Of course, he wouldn't have any way of knowing about sex from personal experience. The Dalai Lama is, with his birthday being celebrated today, a seventy-seven-year-old virgin. A Buddhist monk since boyhood, the Dalai Lama believes that sex offers fleeting satisfaction but leads to trouble and tribulation, while celibacy offers a better life and "more independence, more freedom." He has noted that problems arising from sexual relationships can, in some extreme cases, lead to suicide or murder. For the Dalai Lama and other religious practitioners like priests and nuns, the solution seems to be to avoid such disturbing drama altogether by being celibate. But obviously, this is no prescription for humanity in general. If we all became celibate, there might be more serenity, but the human race would come to a screeching halt. No procreation, no people. Not to mention no more love songs, romantic poetry, self-sacrificing acts of devotion, etc. So how can the rest of us preserve our precious peace of mind without avoiding sex and sexual entanglement entirely?

Modern life has become increasingly complicated. And nothing complicates like love and sex. Simplicity promotes peace of mind. Simplicity and the avoidance or renunciation of what Buddha called dukkha, desire or attachment, the root of most human suffering. So if we want peace of mind, and mental and emotional stability, simplifying life seems the obvious solution. Not getting overly involved in life's messiness; remaining aloof and detached from life's passionate human drama. This is a traditional approach to spiritual practice. And one which, as we have seen in the perverse sexual escapades of supposedly celibate priests in the Catholic Church, evangelical preachers and various and sundry spiritual gurus, is dubious at best. Repressing the instinctual sexual impulse is, as Sigmund Freud insisted, a recipe for disaster. But there are alternative approaches to sex and spirituality too. For instance, Tantric yoga uses sexuality and sexual energy to facilitate spiritual growth, and has been doing so for millennia. So sex is not necessarily detrimental or antithetical to spirituality. Indeed, it could be argued that sex is an essential part of psychological, emotional and spiritual growth and development.

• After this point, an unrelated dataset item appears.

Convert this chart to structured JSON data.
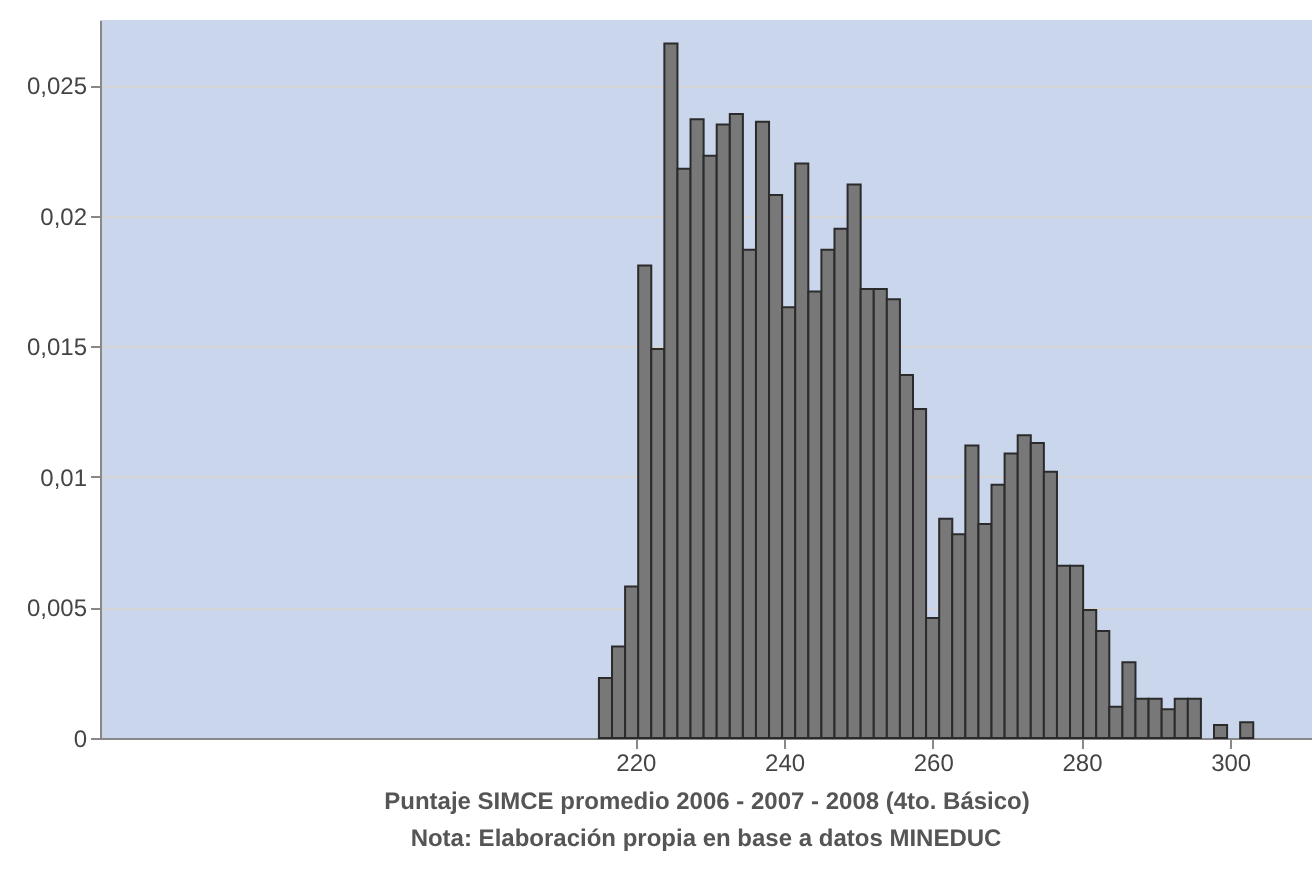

Still, sex certainly makes life much more complex. The institution of marriage, monogamy and fidelity is one way society tries to keep things simple for people regarding sexuality. Marriage attempts to control and make sex simple: one has but one sexual partner and foresakes all others. This traditional arrangement simplifies matters significantly. Or is at least intended to. But in practice, marriage is itself a complicated relationship, typically leading to children, in-laws, power struggles, financial conflict, etc. And, in a majority of modern marriages, to disillusionment, cheating, animosity and divorce. Which are anything but simple. Being single and dating is an equally complicated activity today, one which can engender significant anxiety, confusion, frustration and pain. So much so that many singles avoid dating altogether; in effect, choosing celibacy.

Is it possible to have peace of mind without avoiding sex, love or marriage? Without choosing celibacy? This is the true challenge. Avoiding life's complications makes maintaining peace of mind comparatively easy, as the Dalai Lama suggests. Sitting on the mountaintop or monastery contemplating one's navel unperturbed by and detached from civilization and its discontents, free from constant carnal temptation, is one thing. Not that such an austere life is easy. It takes immense self-discipline. But it takes more courage to embrace life completely. Even the Dalai Lama cannot rise above all of life's inescapable little dramas and passion plays, as exemplified in his ongoing personal and political struggles with China regarding Tibetan independence.(See my prior post.) No one is immune. Life eventually lures us all in. Maya, the hypnotic power of illusion, cannot be completely resisted. Reality compels us to relate to life. And to each other. As does biology. Society. And psychology. This is what it means to be human. So how can the ordinary person cultivate peace of mind, serenity, psychological and emotional stability while at the same time being fully engaged in life's incessant drama? In what Nikos Kazantzakis' Zorba the Greek called "the full catastrophe"?